Chloroform and ether have been administered with safety in cases of phthisis and heart-disease (valvular lesions), the muscular substance and its contained ganglia being free from structural change.

Experience has abundantly demonstrated that those reduced by illness and disease, and the feeble, bear anaesthetics better than the healthy and robust; that children and women are better subjects than adults and men; that anaesthetics are safer when given for operations for disease than for injury.
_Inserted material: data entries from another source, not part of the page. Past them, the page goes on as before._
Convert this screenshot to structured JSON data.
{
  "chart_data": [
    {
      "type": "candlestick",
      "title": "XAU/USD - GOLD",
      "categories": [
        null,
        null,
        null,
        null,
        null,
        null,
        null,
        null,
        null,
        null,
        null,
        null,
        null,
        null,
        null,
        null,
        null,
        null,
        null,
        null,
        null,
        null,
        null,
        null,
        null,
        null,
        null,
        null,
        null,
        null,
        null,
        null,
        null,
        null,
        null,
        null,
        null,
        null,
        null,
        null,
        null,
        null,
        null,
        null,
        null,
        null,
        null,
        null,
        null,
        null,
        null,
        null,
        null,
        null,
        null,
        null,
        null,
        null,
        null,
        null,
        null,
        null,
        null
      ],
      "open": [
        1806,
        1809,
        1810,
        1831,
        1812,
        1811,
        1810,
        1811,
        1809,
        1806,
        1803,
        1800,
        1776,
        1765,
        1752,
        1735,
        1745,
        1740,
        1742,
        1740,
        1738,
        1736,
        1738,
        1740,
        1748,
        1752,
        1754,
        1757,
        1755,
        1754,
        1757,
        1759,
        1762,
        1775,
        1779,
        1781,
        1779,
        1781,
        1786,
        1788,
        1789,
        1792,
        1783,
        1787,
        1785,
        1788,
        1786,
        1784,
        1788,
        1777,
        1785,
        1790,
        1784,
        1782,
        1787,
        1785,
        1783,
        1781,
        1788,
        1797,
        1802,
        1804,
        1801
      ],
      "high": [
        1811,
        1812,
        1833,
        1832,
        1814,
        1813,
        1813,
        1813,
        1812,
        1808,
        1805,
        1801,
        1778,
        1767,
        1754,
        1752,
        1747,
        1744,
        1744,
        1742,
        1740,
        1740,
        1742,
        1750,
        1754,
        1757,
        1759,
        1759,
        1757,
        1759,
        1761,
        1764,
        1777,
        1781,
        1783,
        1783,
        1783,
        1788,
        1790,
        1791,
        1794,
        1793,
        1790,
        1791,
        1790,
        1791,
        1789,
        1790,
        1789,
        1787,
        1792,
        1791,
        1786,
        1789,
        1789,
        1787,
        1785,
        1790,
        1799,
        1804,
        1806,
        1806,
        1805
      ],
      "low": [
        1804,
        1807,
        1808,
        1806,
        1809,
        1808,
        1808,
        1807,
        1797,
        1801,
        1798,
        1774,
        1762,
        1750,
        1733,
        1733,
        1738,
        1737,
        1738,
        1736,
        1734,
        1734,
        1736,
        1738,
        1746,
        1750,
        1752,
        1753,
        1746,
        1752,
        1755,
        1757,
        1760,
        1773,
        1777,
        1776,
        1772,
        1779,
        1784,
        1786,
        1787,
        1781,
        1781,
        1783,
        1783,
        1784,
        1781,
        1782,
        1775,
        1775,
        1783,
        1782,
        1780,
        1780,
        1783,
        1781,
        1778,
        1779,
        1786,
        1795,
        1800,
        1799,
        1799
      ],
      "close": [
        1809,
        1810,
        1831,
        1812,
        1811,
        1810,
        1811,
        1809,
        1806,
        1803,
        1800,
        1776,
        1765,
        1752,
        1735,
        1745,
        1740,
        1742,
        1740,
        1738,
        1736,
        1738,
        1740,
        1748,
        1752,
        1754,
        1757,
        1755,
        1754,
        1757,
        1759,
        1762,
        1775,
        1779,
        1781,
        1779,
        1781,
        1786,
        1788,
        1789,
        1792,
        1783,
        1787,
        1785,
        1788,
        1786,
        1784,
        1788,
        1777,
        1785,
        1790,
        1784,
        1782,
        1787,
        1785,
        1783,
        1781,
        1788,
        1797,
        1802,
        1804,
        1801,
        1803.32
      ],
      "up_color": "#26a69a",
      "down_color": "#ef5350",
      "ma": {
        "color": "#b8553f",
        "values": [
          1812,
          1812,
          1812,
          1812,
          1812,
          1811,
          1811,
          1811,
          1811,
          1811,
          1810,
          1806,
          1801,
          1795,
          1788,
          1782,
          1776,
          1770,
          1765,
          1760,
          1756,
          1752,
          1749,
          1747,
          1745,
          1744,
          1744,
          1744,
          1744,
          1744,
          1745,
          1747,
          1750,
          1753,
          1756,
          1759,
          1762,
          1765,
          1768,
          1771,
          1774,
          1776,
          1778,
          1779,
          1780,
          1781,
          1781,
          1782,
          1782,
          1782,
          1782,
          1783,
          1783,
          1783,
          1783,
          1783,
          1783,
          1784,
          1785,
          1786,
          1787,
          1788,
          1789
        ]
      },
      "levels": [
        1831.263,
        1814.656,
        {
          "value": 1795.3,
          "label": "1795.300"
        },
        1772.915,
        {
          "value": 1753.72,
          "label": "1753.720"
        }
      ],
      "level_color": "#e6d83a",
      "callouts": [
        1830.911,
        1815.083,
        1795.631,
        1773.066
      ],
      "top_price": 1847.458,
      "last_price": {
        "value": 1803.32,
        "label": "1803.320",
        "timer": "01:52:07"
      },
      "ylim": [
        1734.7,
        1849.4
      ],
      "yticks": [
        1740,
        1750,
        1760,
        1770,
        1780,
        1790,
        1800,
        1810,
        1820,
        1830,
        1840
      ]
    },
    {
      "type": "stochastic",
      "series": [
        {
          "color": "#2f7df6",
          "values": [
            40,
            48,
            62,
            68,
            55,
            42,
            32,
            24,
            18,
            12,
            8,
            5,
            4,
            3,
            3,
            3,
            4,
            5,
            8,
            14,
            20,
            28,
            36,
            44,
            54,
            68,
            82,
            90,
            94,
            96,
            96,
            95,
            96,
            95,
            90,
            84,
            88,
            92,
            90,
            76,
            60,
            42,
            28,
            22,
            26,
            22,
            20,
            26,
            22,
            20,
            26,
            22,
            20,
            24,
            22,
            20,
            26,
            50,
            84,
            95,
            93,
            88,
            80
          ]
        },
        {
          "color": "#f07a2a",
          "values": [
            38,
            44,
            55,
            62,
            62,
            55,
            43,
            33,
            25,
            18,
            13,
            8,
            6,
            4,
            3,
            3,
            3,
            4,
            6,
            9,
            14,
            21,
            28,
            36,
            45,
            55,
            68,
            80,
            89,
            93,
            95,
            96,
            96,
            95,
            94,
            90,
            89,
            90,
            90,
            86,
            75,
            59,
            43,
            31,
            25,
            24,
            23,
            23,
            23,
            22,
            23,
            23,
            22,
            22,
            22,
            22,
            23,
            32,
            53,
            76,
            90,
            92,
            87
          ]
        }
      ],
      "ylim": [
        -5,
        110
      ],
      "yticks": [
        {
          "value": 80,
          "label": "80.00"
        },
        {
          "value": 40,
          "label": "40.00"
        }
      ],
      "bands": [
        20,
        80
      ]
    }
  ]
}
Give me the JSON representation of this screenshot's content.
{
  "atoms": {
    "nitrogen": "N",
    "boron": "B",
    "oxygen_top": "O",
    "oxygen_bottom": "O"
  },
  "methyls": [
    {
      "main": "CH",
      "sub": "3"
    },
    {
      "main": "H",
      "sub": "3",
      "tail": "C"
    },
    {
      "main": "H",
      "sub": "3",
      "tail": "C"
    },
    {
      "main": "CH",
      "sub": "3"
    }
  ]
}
Incomplete anaesthesia is a condition of danger. Numerous accidents have occurred from the use of anaesthetics for trivial operations —notably for extraction of teeth—in which but a partial degree of insensibility is induced. In such cases the heart, enfeebled by chloroform narcosis, is suddenly paralyzed by the reflex action proceeding from the peripheral injury. The district of tissue supplied by the fifth nerve is an especially dangerous region, owing doubtless to the intimate connection of the nucleus of the fifth with the nucleus of the pneumogastric. By far the largest number of fatal cases have resulted from a neglect of this rule: it is never safe to proceed in a surgical operation with anaesthetics, unless complete insensibility has been produced. The author is aware that Trousseau and Pidoux have attributed the number of cases of fatal chloroform narcosis, which have occurred in England, to the fact that the just-mentioned rule is adhered to by English surgeons. Their words are as follows: "En Angleterre, les chirurgiens portent l'ethérisation jusqu'd l'abolition de toutes les facultés animales, jusqu'au commencement de la période d'ethérisme organique. Plus prudents sous ce rapport que leurs confréres de la Grande-Bretagne, les chirurgiens francais ont l'habitude de s'arréter des que la sensibilité aux excitations de la peau est abolie et que la resolution musculaire commence. Cette prudence explique comment les chirurgiens francais ont éprouvé moins d'accidents graves et compté moins de morts subites." (Vol. ii, p. 322.)